97% is a Large Percentage


Merideth Langton

Many women have to arm themselves in fear of being attacked or harmed.

Claire Beaman, writer

Trigger Warning: Mentions of Sexual Assault and Rape

Rape culture is much too prominent in today’s society. Oftentimes the abuser will walk away with little to no consequences while the victim is left traumatized for the rest of their lives. 97% of women know this well.

Studies have shown that 97% of women from ages 18 to 24 have been sexually harassed in some way (UN Women UK’s Safe Space). Additionally, 70% of women of all ages have fallen victim to such behavior. While this study was done in the UK, the issue is relevant to everyone. The study also shows that 90% of women all over the world don’t feel safe in public places.

The statistics are large and unsettling. No person should ever have their body violated. It’s abuse and it’s traumatizing. It’s a crime. But what exactly is sexual assault?

Sexual assault can take many different forms but they all have one thing in common: it is unwanted. You need explicit consent to make any further advances. “Maybe,” or “I’m not sure,” is not “yes.” Continuing means it’s sexual assault and possibly even rape. 

The Rape, Abuse & Incest National Network(RAINN) describes sexual assault as “fondling or unwanted sexual touching, forcing a victim to perform sexual acts or attempted rape.” 

There is a difference between sexual assault and rape. Both are severe and should be taken seriously. 

The FBI defines rape as “Penetration, no matter how slight, of the vagina or anus with any body part or object, or oral penetration by a sex organ of another person, without the consent of the victim” (FBI — Rape).

Many women have experienced both sexual assault and rape. According to RAINN, 80% of the perpetrators are known to the victim. 

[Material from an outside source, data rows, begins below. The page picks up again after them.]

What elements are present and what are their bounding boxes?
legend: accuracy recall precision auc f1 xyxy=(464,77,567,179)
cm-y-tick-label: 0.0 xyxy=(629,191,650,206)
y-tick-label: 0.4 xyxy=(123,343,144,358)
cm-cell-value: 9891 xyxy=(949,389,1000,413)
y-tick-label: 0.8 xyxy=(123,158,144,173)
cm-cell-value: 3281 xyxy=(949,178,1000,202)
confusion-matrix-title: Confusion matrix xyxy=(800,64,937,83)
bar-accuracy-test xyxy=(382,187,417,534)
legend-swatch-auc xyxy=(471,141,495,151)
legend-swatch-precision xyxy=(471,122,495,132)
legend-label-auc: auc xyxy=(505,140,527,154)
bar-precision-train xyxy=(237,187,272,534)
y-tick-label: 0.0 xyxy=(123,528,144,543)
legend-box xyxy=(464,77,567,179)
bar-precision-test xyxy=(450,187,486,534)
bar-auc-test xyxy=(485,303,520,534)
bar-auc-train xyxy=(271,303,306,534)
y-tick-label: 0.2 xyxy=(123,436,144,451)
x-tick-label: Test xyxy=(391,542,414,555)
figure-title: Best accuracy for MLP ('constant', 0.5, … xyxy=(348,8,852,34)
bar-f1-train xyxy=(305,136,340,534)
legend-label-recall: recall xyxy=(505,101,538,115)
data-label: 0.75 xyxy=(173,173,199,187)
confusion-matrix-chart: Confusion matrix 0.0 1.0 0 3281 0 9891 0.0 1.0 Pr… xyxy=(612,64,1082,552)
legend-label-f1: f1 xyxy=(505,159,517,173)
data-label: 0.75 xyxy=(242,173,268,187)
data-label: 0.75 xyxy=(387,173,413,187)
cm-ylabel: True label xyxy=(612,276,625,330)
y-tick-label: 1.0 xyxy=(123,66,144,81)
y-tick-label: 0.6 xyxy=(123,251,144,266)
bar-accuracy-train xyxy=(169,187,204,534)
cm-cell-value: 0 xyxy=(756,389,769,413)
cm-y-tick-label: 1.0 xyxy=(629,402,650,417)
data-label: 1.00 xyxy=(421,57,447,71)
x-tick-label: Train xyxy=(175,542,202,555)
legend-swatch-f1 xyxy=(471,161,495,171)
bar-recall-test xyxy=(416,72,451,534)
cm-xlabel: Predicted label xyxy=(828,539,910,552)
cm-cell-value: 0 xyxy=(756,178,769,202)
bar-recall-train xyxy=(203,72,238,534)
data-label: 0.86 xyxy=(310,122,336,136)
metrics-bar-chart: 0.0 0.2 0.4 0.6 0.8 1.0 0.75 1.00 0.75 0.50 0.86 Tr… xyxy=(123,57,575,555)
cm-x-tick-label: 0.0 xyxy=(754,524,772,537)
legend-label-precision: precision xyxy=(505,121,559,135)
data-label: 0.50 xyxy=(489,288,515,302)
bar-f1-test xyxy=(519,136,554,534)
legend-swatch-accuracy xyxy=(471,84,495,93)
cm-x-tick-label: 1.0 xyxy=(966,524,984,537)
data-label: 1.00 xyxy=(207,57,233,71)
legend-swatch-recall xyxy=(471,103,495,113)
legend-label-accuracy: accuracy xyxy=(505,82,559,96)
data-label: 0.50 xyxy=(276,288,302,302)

Too many women already face sexual assault, but having someone you know hurt you in that way? It’s an indescribable pain. It only adds to the trauma that comes after the incident. 

Everyone handles trauma differently. How a person chooses to cope is up to them and a peer’s job is to be supportive. It could mean being a shoulder to cry on, listening and reassuring that it wasn’t their fault, or encourage that person to seek further help or press charges. A victim should only seek help if they are comfortable, but it may be an option that will help. 

Not only victims but women around the world feel unsafe. It would be ideal to stop the predators, the objectifying of women, the sense of entitlement people have where they think they can violate another human being, but that’s impossible. You can’t change who a person is. If someone chooses to have the mindset of a predator, then that’s who they are.

We need to support the victim however we can. It is most important to believe the victim. It’s never okay to make the victim feel invalid in their experience because it is never the victim’s fault. 

As a society, we need to do better. Sexual assault is a global issue, and too many women and men fall victim to such acts. 97% is too large of a percentage.